The pathophysiology of Bi encephalopathy is not well known. Since cerebral blood flow or oxygen and glucose consumption are decreased in this encephalopathy it has been suggested that Bi alters enzymes with sulfhydryl groups (SH), which are important for oxidative brain metabolism [10]. This may lead to a reduced cortical activity as reflected by the clinical encephalopathy and the EEG slowing [6, 8]. Bi toxicity can be enhanced by an increased Bi absorption, for example by SH-groupcontaining- substances like L-cysteine [11]. Animal studies suggest a disturbed homeostasis of neurotransmitters, such as dopamine, hypothalamic norepinephrine [12, 13] and acetylcholine [1]. Usually, patients with Bi encephalopathy recover after Bi intake is stopped. Recovery takes weeks or months due to a half-life of Bi in blood of about 20-30 days and due to its storage in organs such as kidney, lung, spleen, liver, brain and muscle [14, 15]. However, more malignant forms with lethal complications or residual symptoms such as affective disorders, headaches, tremor or insomnia have been reported [1, 2, 3]. There is no commonly accepted pharmacological treatment for Bi intoxication. Molina et al. initially reported two cases with significant clinical improvement after treatment with DMPS 150- 600 mg intravenously over 4-12 hours for 10 and 13 days, respectively [16]. Playforth et al. pointed out the value of DMPS in severe Bi encephalopathy and recommended a dose of 100 mg tid for 10 days [17]. In a small, randomised, single blinded study, the effects of a single dosetreatment (30 mg/kg) with DMPS or meso-2,3-dimercaptosuccinic acid (DMSA) were evaluated [18]. Both, DMPS and DMSA, were able to increase the urinary excretion of Bi as observed in our case. However, increasing plasma concentrations of Bi could be observed four hours after intake of DMSA [18]. It was concluded that Bi-DMSA complexes might be redistributed from tissue desposits to the vascular compartment. This mechanism may also explain the clinical deterioration observed in our case under DMPS therapy.

CONCLUSION

In conclusion, the excessive use of over-the-counter bismuth can cause severe myoclonic encephalopathy, which is usually completely reversible but can be lethal.

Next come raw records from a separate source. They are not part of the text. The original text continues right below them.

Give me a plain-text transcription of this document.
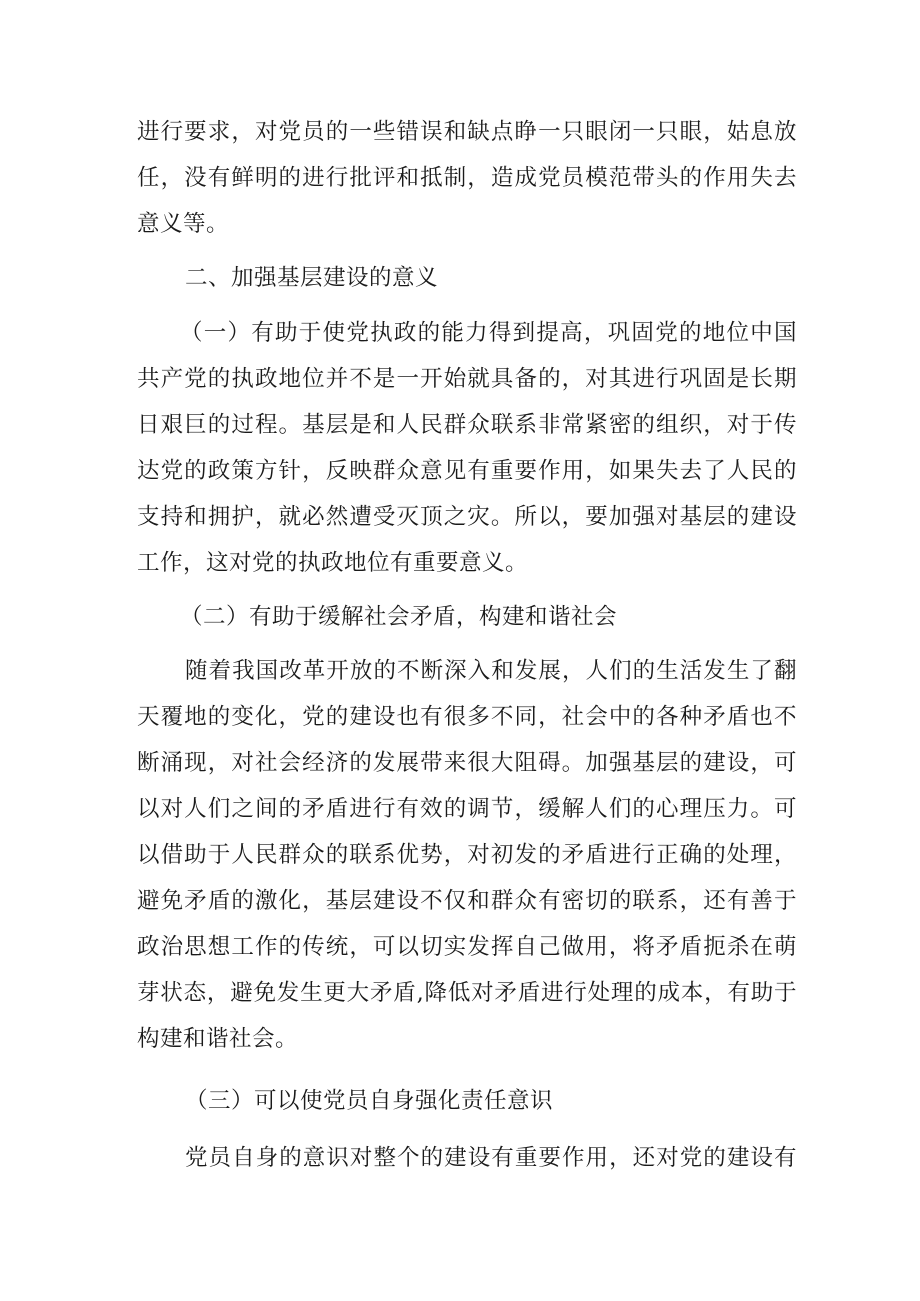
进行要求，对党员的一些错误和缺点睁一只眼闭一只眼，姑息放
任，没有鲜明的进行批评和抵制，造成党员模范带头的作用失去
意义等。
二、加强基层建设的意义
（一）有助于使党执政的能力得到提高，巩固党的地位中国
共产党的执政地位并不是一开始就具备的，对其进行巩固是长期
日艰巨的过程。基层是和人民群众联系非常紧密的组织，对于传
达党的政策方针，反映群众意见有重要作用，如果失去了人民的
支持和拥护，就必然遭受灭顶之灾。所以，要加强对基层的建设
工作，这对党的执政地位有重要意义。
（二）有助于缓解社会矛盾，构建和谐社会
随着我国改革开放的不断深入和发展，人们的生活发生了翻
天覆地的变化，党的建设也有很多不同，社会中的各种矛盾也不
断涌现，对社会经济的发展带来很大阻碍。加强基层的建设，可
以对人们之间的矛盾进行有效的调节，缓解人们的心理压力。可
以借助于人民群众的联系优势，对初发的矛盾进行正确的处理，
避免矛盾的激化，基层建设不仅和群众有密切的联系，还有善于
政治思想工作的传统，可以切实发挥自己做用，将矛盾扼杀在萌
芽状态，避免发生更大矛盾,降低对矛盾进行处理的成本，有助于
构建和谐社会。
（三）可以使党员自身强化责任意识
党员自身的意识对整个的建设有重要作用，还对党的建设有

In patients with gastrointestinal complaints, Bi encephalopathy is a particularly important differential diagnosis of late onset myoclonus. As demonstrated by the EEGfindings, the myoclonus observed can be classified as generalised epileptic myoclonus [9]. Clinical improvement can be expected to follow the falling Bi levels with a time lag of about 14 days. Although treatment with DMPS is usually well-tolerated and effective, it may cause a deterioration and should be used with caution in Bi encephalopathy.